APPLYING THE IHI FRAMEWORK TO YOUR ORGANIZATION
The IHI framework is an evidence-based strategy that can decrease burnout, increase job satisfaction, engage staff, and improve patient outcomes. Asking “What matters most?” and “When we are at our best, what does that look like?” are great starting points that are designed to reconnect the staff to their core values, which have been shown to be the foundation of the invisible architecture of an organization.21
Because leaders often get caught up in the minutiae of everyday operations, they may forget the impact that continuous change is having on the work environment. When staff isn't offered a chance to provide feedback, the number of “pebbles in the shoe” continues to grow, work becomes more challenging, and joy is lost. Research indicates that when nurses believe their voices don't matter or feel unsafe about communicating problems, they are reluctant to speak up.12 As outlined in the IHI recommendations, nurse leaders can play a key role in listening to colleagues, even if the issues raised are not immediately remediable. The intent of the conversation is to understand what matters, practice curiosity, and allow for deeper reflection.

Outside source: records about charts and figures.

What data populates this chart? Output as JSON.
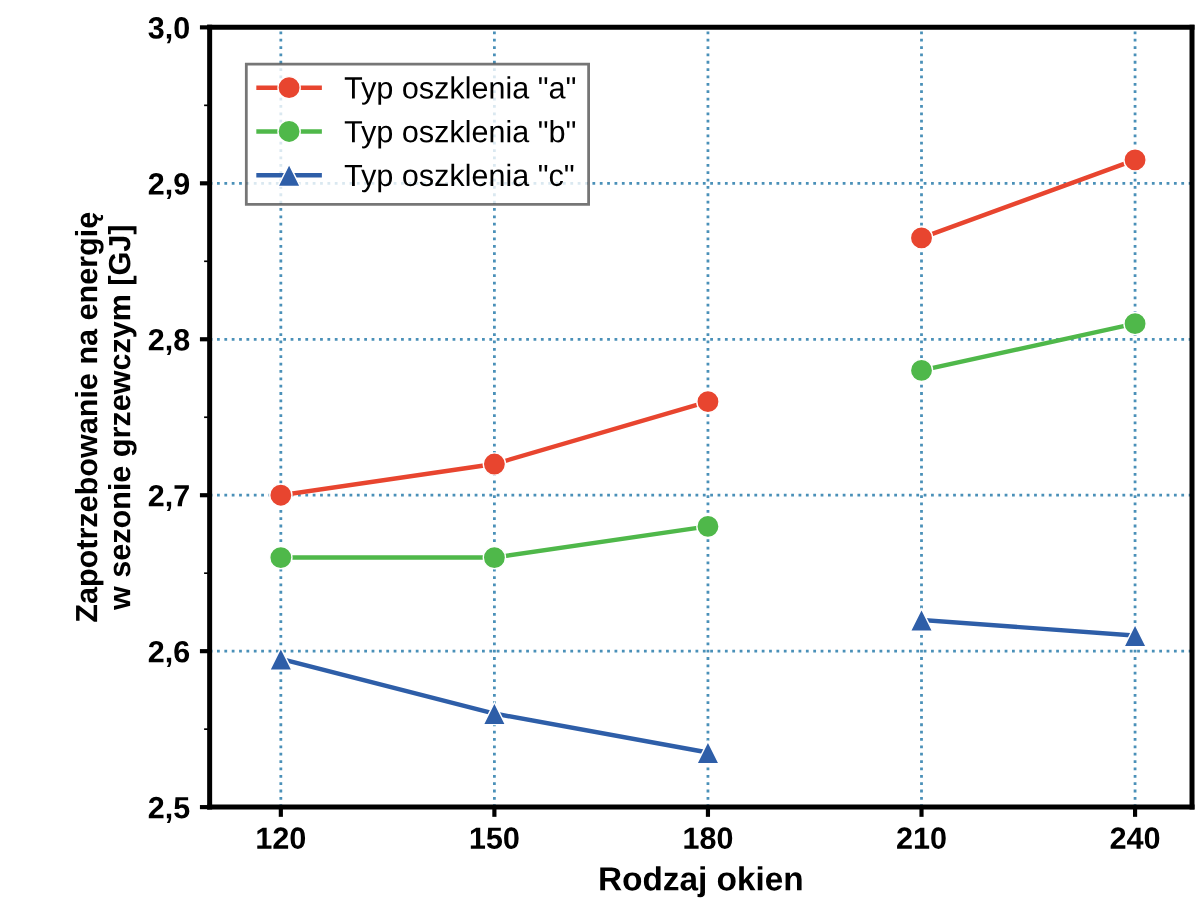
{
  "chart_data": {
    "type": "line",
    "xlabel": "Rodzaj okien",
    "ylabel": "Zapotrzebowanie na energię\nw sezonie grzewczym [GJ]",
    "x": [
      120,
      150,
      180,
      195,
      210,
      240
    ],
    "series": [
      {
        "name": "Typ oszklenia \"a\"",
        "color": "#e8452f",
        "marker": "circle",
        "values": [
          2.7,
          2.72,
          2.76,
          null,
          2.865,
          2.915
        ]
      },
      {
        "name": "Typ oszklenia \"b\"",
        "color": "#4fb84a",
        "marker": "circle",
        "values": [
          2.66,
          2.66,
          2.68,
          null,
          2.78,
          2.81
        ]
      },
      {
        "name": "Typ oszklenia \"c\"",
        "color": "#2e5ea8",
        "marker": "triangle",
        "values": [
          2.595,
          2.56,
          2.535,
          null,
          2.62,
          2.61
        ]
      }
    ],
    "xlim": [
      110,
      248
    ],
    "xticks": [
      120,
      150,
      180,
      210,
      240
    ],
    "ylim": [
      2.5,
      3.0
    ],
    "yticks": [
      {
        "value": 2.5,
        "label": "2,5"
      },
      {
        "value": 2.6,
        "label": "2,6"
      },
      {
        "value": 2.7,
        "label": "2,7"
      },
      {
        "value": 2.8,
        "label": "2,8"
      },
      {
        "value": 2.9,
        "label": "2,9"
      },
      {
        "value": 3.0,
        "label": "3,0"
      }
    ],
    "grid": true,
    "legend": "top left",
    "line_style": "solid"
  }
}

Asking, “What gets in the way of having a good day?” helps to further the discussion. A 2017 literature review showed that the relationship-building skills of nurse leaders, along with their willingness to empower staff to create change, are key differentiators in staff satisfaction and the creation of a healthy work environment.22 Identifying obstacles and striving to address them can help shift nurses’ self-perception from powerless victims of their circumstances to morally resilient individuals able to work and thrive in challenging environments.4
Leaders may fear failure when instituting initiatives designed to solve problems, as they may believe that innovation needs to be unleashed on a grand scale in order to have meaning, but this is untrue.23 Asking, “What can be done right now to get the process started?” is a helpful question. Making small changes, with immediate follow-through, is the best way to begin, because when staff feels that nothing is being done in response to the issues raised, they will stop engaging.
The PDSA tool can help institute a change and evaluate its success. Progress is usually incremental, and iterations may be needed, but even the smallest action can yield big payoffs.
The pace of change in health care is unlikely to decrease in the near future. While we have little control over many aspects of this upheaval, we do have the power to adopt behaviors and approaches that will bring more meaning, purpose—and joy—in the workplace. Doing so will be beneficial not only to clinicians, but to patients and health care organizations as well.